Often, this requires a brand to be more than a product or service, but to have a stance and a belief that consumers care enough about to discuss in the blogosphere. It’s difficult to befriend someone if they don’t have much depth of character and a belief system to agree or disagree with. So taking a stance on social issues or beliefs that are associated with the brand and it’s values is key to befriending consumers in the blogosphere. Also key is being transparent and open. It’s rare and customer’s appreciate it. Not being afraid to piss a few people off is a good thing. As long as the balance of consumer sentiment in the blogosphere is a positive thing, you want as much conversation as you can get.
VMB: After looking at several of the campaigns at 22squared, it looks like humor is a common theme. How does humor fit into Friendship Marketing?
BM: Ever had a friend that’s not funny? That you don’t laugh with? What a drag, right? People laugh together. Humor is core to any friendship. Same applies to marketing. Laughing is also a big icebreaker. One way to gauge chemistry between two people is how often they laugh together within the first few minutes of meeting each other.

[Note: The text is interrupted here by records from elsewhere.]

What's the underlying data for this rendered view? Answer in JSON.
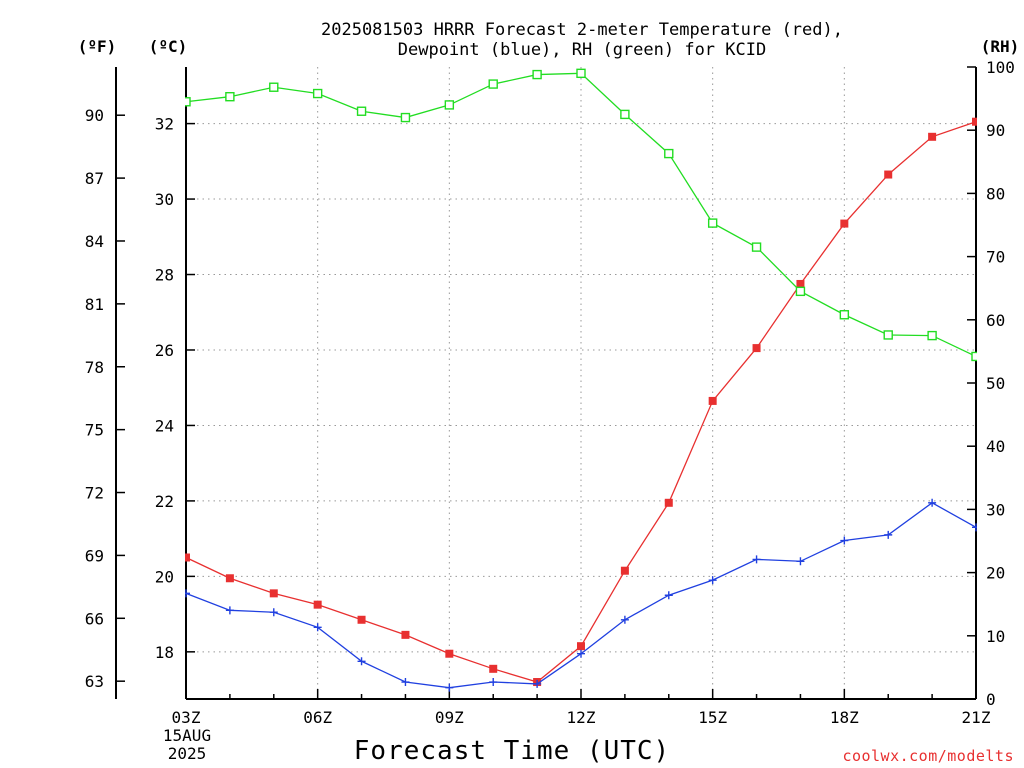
{
  "chart_data": {
    "type": "line",
    "title_line1": "2025081503 HRRR Forecast 2-meter Temperature (red),",
    "title_line2": "Dewpoint (blue), RH (green) for KCID",
    "xlabel": "Forecast Time (UTC)",
    "x_ticks": [
      "03Z",
      "06Z",
      "09Z",
      "12Z",
      "15Z",
      "18Z",
      "21Z"
    ],
    "x_date_lines": [
      "15AUG",
      "2025"
    ],
    "x_hours": [
      3,
      4,
      5,
      6,
      7,
      8,
      9,
      10,
      11,
      12,
      13,
      14,
      15,
      16,
      17,
      18,
      19,
      20,
      21
    ],
    "xlim": [
      3,
      21
    ],
    "y_left_c": {
      "unit": "(ºC)",
      "ticks": [
        "18",
        "20",
        "22",
        "24",
        "26",
        "28",
        "30",
        "32"
      ],
      "tick_values": [
        18,
        20,
        22,
        24,
        26,
        28,
        30,
        32
      ],
      "ylim": [
        16.75,
        33.5
      ]
    },
    "y_left_f": {
      "unit": "(ºF)",
      "ticks": [
        "63",
        "66",
        "69",
        "72",
        "75",
        "78",
        "81",
        "84",
        "87",
        "90"
      ],
      "tick_values": [
        63,
        66,
        69,
        72,
        75,
        78,
        81,
        84,
        87,
        90
      ]
    },
    "y_right_rh": {
      "unit": "(RH)",
      "ticks": [
        "0",
        "10",
        "20",
        "30",
        "40",
        "50",
        "60",
        "70",
        "80",
        "90",
        "100"
      ],
      "tick_values": [
        0,
        10,
        20,
        30,
        40,
        50,
        60,
        70,
        80,
        90,
        100
      ],
      "ylim": [
        0,
        100
      ]
    },
    "grid": true,
    "series": [
      {
        "color": "#e83030",
        "marker": "filled-square",
        "axis": "celsius",
        "values": [
          20.5,
          19.95,
          19.55,
          19.25,
          18.85,
          18.45,
          17.95,
          17.55,
          17.2,
          18.15,
          20.15,
          21.95,
          24.65,
          26.05,
          27.75,
          29.35,
          30.65,
          31.65,
          32.05
        ]
      },
      {
        "color": "#2040e0",
        "marker": "plus",
        "axis": "celsius",
        "values": [
          19.55,
          19.1,
          19.05,
          18.65,
          17.75,
          17.2,
          17.05,
          17.2,
          17.15,
          17.95,
          18.85,
          19.5,
          19.9,
          20.45,
          20.4,
          20.95,
          21.1,
          21.95,
          21.3
        ]
      },
      {
        "color": "#22dd22",
        "marker": "open-square",
        "axis": "rh",
        "values": [
          94.5,
          95.3,
          96.8,
          95.8,
          93.0,
          92.0,
          94.0,
          97.3,
          98.8,
          99.0,
          92.5,
          86.3,
          75.3,
          71.5,
          64.5,
          60.8,
          57.6,
          57.5,
          54.2
        ]
      }
    ]
  },
  "watermark": "coolwx.com/modelts"
}
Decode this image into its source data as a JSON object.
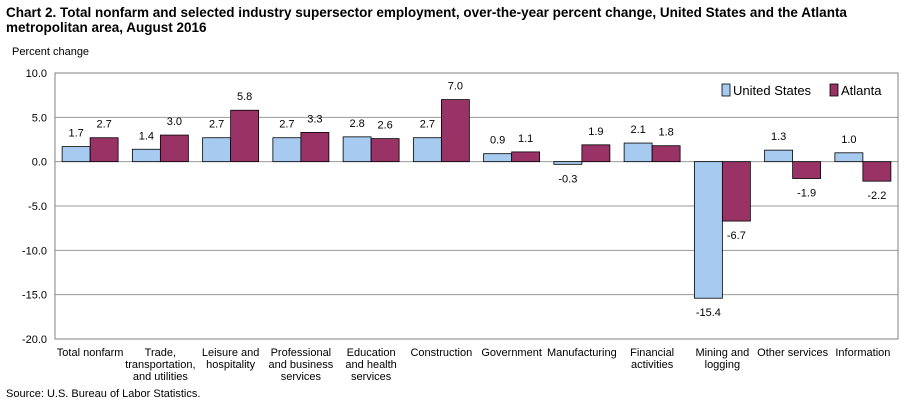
{
  "chart_data": {
    "type": "bar",
    "title": "Chart 2. Total nonfarm and selected industry supersector  employment, over-the-year percent change, United States and the Atlanta metropolitan area, August 2016",
    "ylabel": "Percent change",
    "xlabel": "",
    "ylim": [
      -20,
      10
    ],
    "yticks": [
      10,
      5,
      0,
      -5,
      -10,
      -15,
      -20
    ],
    "ytick_labels": [
      "10.0",
      "5.0",
      "0.0",
      "-5.0",
      "-10.0",
      "-15.0",
      "-20.0"
    ],
    "grid": true,
    "legend_position": "top-right",
    "categories": [
      [
        "Total nonfarm"
      ],
      [
        "Trade,",
        "transportation,",
        "and utilities"
      ],
      [
        "Leisure and",
        "hospitality"
      ],
      [
        "Professional",
        "and business",
        "services"
      ],
      [
        "Education",
        "and health",
        "services"
      ],
      [
        "Construction"
      ],
      [
        "Government"
      ],
      [
        "Manufacturing"
      ],
      [
        "Financial",
        "activities"
      ],
      [
        "Mining and",
        "logging"
      ],
      [
        "Other services"
      ],
      [
        "Information"
      ]
    ],
    "series": [
      {
        "name": "United States",
        "color": "#A6CAF0",
        "values": [
          1.7,
          1.4,
          2.7,
          2.7,
          2.8,
          2.7,
          0.9,
          -0.3,
          2.1,
          -15.4,
          1.3,
          1.0
        ],
        "labels": [
          "1.7",
          "1.4",
          "2.7",
          "2.7",
          "2.8",
          "2.7",
          "0.9",
          "-0.3",
          "2.1",
          "-15.4",
          "1.3",
          "1.0"
        ]
      },
      {
        "name": "Atlanta",
        "color": "#993366",
        "values": [
          2.7,
          3.0,
          5.8,
          3.3,
          2.6,
          7.0,
          1.1,
          1.9,
          1.8,
          -6.7,
          -1.9,
          -2.2
        ],
        "labels": [
          "2.7",
          "3.0",
          "5.8",
          "3.3",
          "2.6",
          "7.0",
          "1.1",
          "1.9",
          "1.8",
          "-6.7",
          "-1.9",
          "-2.2"
        ]
      }
    ]
  },
  "source": "Source: U.S. Bureau of Labor Statistics."
}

Much of the broadcast advertising we do is designed to ignite chemistry between brands and people, since broadcast mediums are often used to introduce brands. But being funny isn’t the measure of good work at 22squared. It depends on the customer, the brand and whether it’s the right time and context for humor. Answering the question, “How do we add value to the customer’s life?“ is our key challenge and screen for our work.

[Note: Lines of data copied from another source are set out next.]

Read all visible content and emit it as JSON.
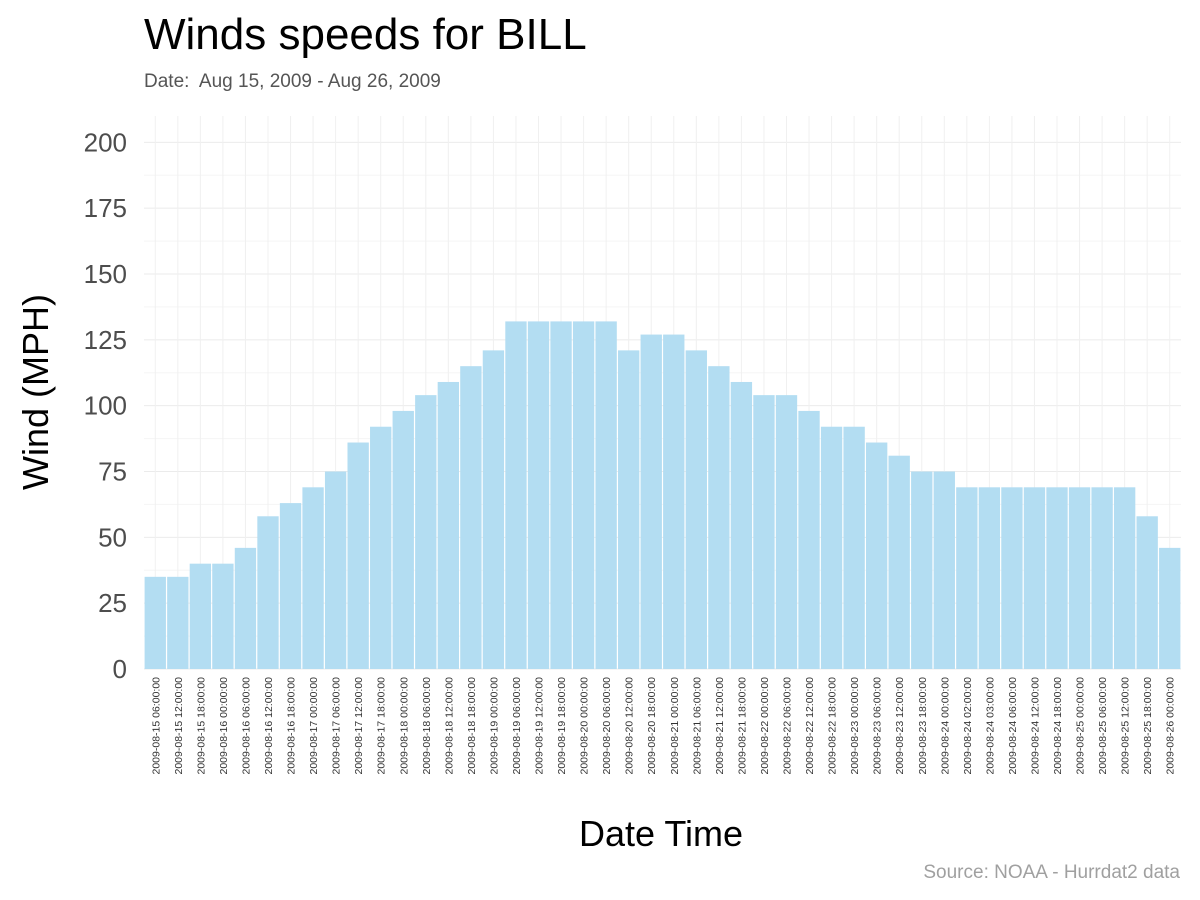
{
  "chart_data": {
    "type": "bar",
    "title": "Winds speeds for BILL",
    "subtitle": "Date:  Aug 15, 2009 - Aug 26, 2009",
    "xlabel": "Date Time",
    "ylabel": "Wind (MPH)",
    "caption": "Source: NOAA - Hurrdat2 data",
    "ylim": [
      0,
      210
    ],
    "yticks": [
      0,
      25,
      50,
      75,
      100,
      125,
      150,
      175,
      200
    ],
    "grid": true,
    "bar_color": "#b3ddf2",
    "categories": [
      "2009-08-15 06:00:00",
      "2009-08-15 12:00:00",
      "2009-08-15 18:00:00",
      "2009-08-16 00:00:00",
      "2009-08-16 06:00:00",
      "2009-08-16 12:00:00",
      "2009-08-16 18:00:00",
      "2009-08-17 00:00:00",
      "2009-08-17 06:00:00",
      "2009-08-17 12:00:00",
      "2009-08-17 18:00:00",
      "2009-08-18 00:00:00",
      "2009-08-18 06:00:00",
      "2009-08-18 12:00:00",
      "2009-08-18 18:00:00",
      "2009-08-19 00:00:00",
      "2009-08-19 06:00:00",
      "2009-08-19 12:00:00",
      "2009-08-19 18:00:00",
      "2009-08-20 00:00:00",
      "2009-08-20 06:00:00",
      "2009-08-20 12:00:00",
      "2009-08-20 18:00:00",
      "2009-08-21 00:00:00",
      "2009-08-21 06:00:00",
      "2009-08-21 12:00:00",
      "2009-08-21 18:00:00",
      "2009-08-22 00:00:00",
      "2009-08-22 06:00:00",
      "2009-08-22 12:00:00",
      "2009-08-22 18:00:00",
      "2009-08-23 00:00:00",
      "2009-08-23 06:00:00",
      "2009-08-23 12:00:00",
      "2009-08-23 18:00:00",
      "2009-08-24 00:00:00",
      "2009-08-24 02:00:00",
      "2009-08-24 03:00:00",
      "2009-08-24 06:00:00",
      "2009-08-24 12:00:00",
      "2009-08-24 18:00:00",
      "2009-08-25 00:00:00",
      "2009-08-25 06:00:00",
      "2009-08-25 12:00:00",
      "2009-08-25 18:00:00",
      "2009-08-26 00:00:00"
    ],
    "values": [
      35,
      35,
      40,
      40,
      46,
      58,
      63,
      69,
      75,
      86,
      92,
      98,
      104,
      109,
      115,
      121,
      132,
      132,
      132,
      132,
      132,
      121,
      127,
      127,
      121,
      115,
      109,
      104,
      104,
      98,
      92,
      92,
      86,
      81,
      75,
      75,
      69,
      69,
      69,
      69,
      69,
      69,
      69,
      69,
      58,
      46
    ]
  }
}
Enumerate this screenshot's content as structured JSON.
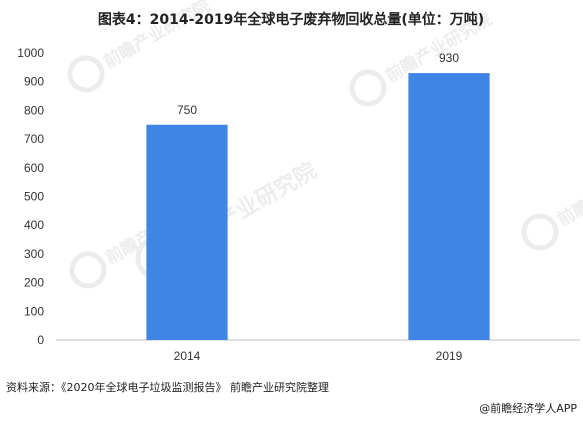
{
  "title": "图表4：2014-2019年全球电子废弃物回收总量(单位：万吨)",
  "source_note": "资料来源：《2020年全球电子垃圾监测报告》 前瞻产业研究院整理",
  "attribution": "@前瞻经济学人APP",
  "watermark": "前瞻产业研究院",
  "colors": {
    "bar": "#3f85e6",
    "axis": "#bfbfbf",
    "text": "#333333"
  },
  "chart_data": {
    "type": "bar",
    "title": "图表4：2014-2019年全球电子废弃物回收总量(单位：万吨)",
    "categories": [
      "2014",
      "2019"
    ],
    "values": [
      750,
      930
    ],
    "data_labels": [
      "750",
      "930"
    ],
    "xlabel": "",
    "ylabel": "",
    "ylim": [
      0,
      1000
    ],
    "yticks": [
      "0",
      "100",
      "200",
      "300",
      "400",
      "500",
      "600",
      "700",
      "800",
      "900",
      "1000"
    ],
    "grid": false,
    "legend": "none"
  }
}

VMB: Can you give us a brief step by step on how to plan a Friendship Marketing Campaign?
BM: I’m totally oversimplifying an ongoing process, but here goes…
1. Understand you’re the strength and nature of your brand’s relationship with current customers.
2. Define the socially relevant belief your brand stands for.
3. Identify opportunities to evolve the role you play in your customer’s life.
4. Find opportunities to create the types of interactions with customers that add meaning to their lives.
5. Equip and enable them to share them with others.
6. Measure the effect of your efforts by understanding the advocacy levels among your customer base.
VMB: What are a few things to avoid when starting a friendship marketing campaign? (ie. what old habits do we need to break)
BM: The most important thing to remember is that friendship marketing isn’t a tool to persuade consumers to be your friend. Dale Carnegie said it well: “You can make more friends in two months by being interested in other people than you can in two years trying to make other people interested in you.“
We have to unlearn the habits of interruption, persuasion and selling and focus on the intuitively simple rules of friendship: chemistry, empathy, transparency, reciprocity, shared beliefs and lifestyles, being an inspiration, being their advocate, keeping it fresh, staying in touch…all of the things that make for strong friendships. Marketing becomes a service, a way to be a more meaningful part of the customer’s life. That’s the best way gain brand advocates. And brand advocates is the best way to grow.